A large part of the time was spent on how writers can use the new media to create awareness of their work and make contact with readers. Some of the authors there were very practised and media savvy, had websites, blogs, were on Facebook and/or Twitter and were expert on-liners. Others were still at the stage of thinking about it all. I consider myself to be somewhere in between. I have my website and my blog. I don’t do Facebook or Twitter, but have an author page on the reader networking site Goodreads. I’m not sure I would have time for anything more.

There were a number of interesting aspects for me that arose as I was talking to other writers. First is the question of what different writers aim for with their websites, and what people look for when they visit a writer’s website; the second is the question of the author’s ‘voice’. Obviously writing content for a website or a blog is not the same as writing a book, but Julian Westaby told us in his talk that ‘an author is a brand like any other’. From the shifting in seats and murmurs around me, this obviously made some writers decidedly uncomfortable.

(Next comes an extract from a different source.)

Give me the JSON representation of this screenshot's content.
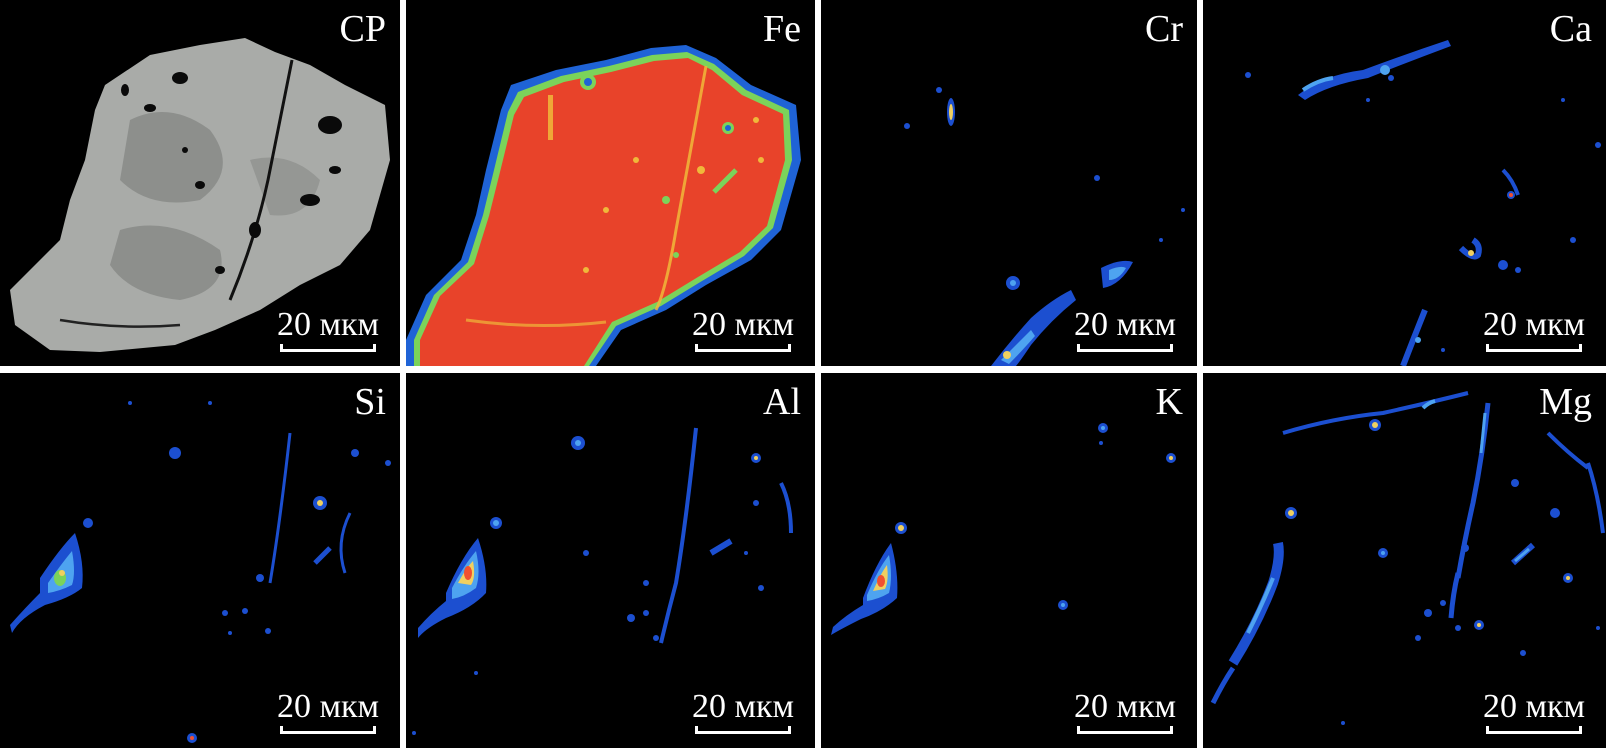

A ‘brand’ has the idea of creating an image – ‘manipulative’ muttered the person sitting beside me. ‘Just be yourself – you are your brand’ said someone else. ‘Which self?’ said another voice. The possibility of straying into philosophical notions of self hovered momentarily, - and marketing took over again.

A few days later, on 25 January, I went down to London to the John Murray Authors party held in their historic Albemarle Street house – the home and office of the original John Murray, publisher of many eminent names. The house is remarkable in itself as the room where the party was held has been preserved as it originally was, down to the paintings on the walls, the books on the shelves, the furniture and curtains – and the proof is there to see in a painting of the room including the first John Murray together with Byron and Walter Scott among others. An enjoyable evening, chatting to authors I knew and meeting others for the first time.

On my way out after the party I shook the hand of a slim, elegant elderly gentleman, who described himself as ‘the doorman for this evening’ – the present-day John Murray.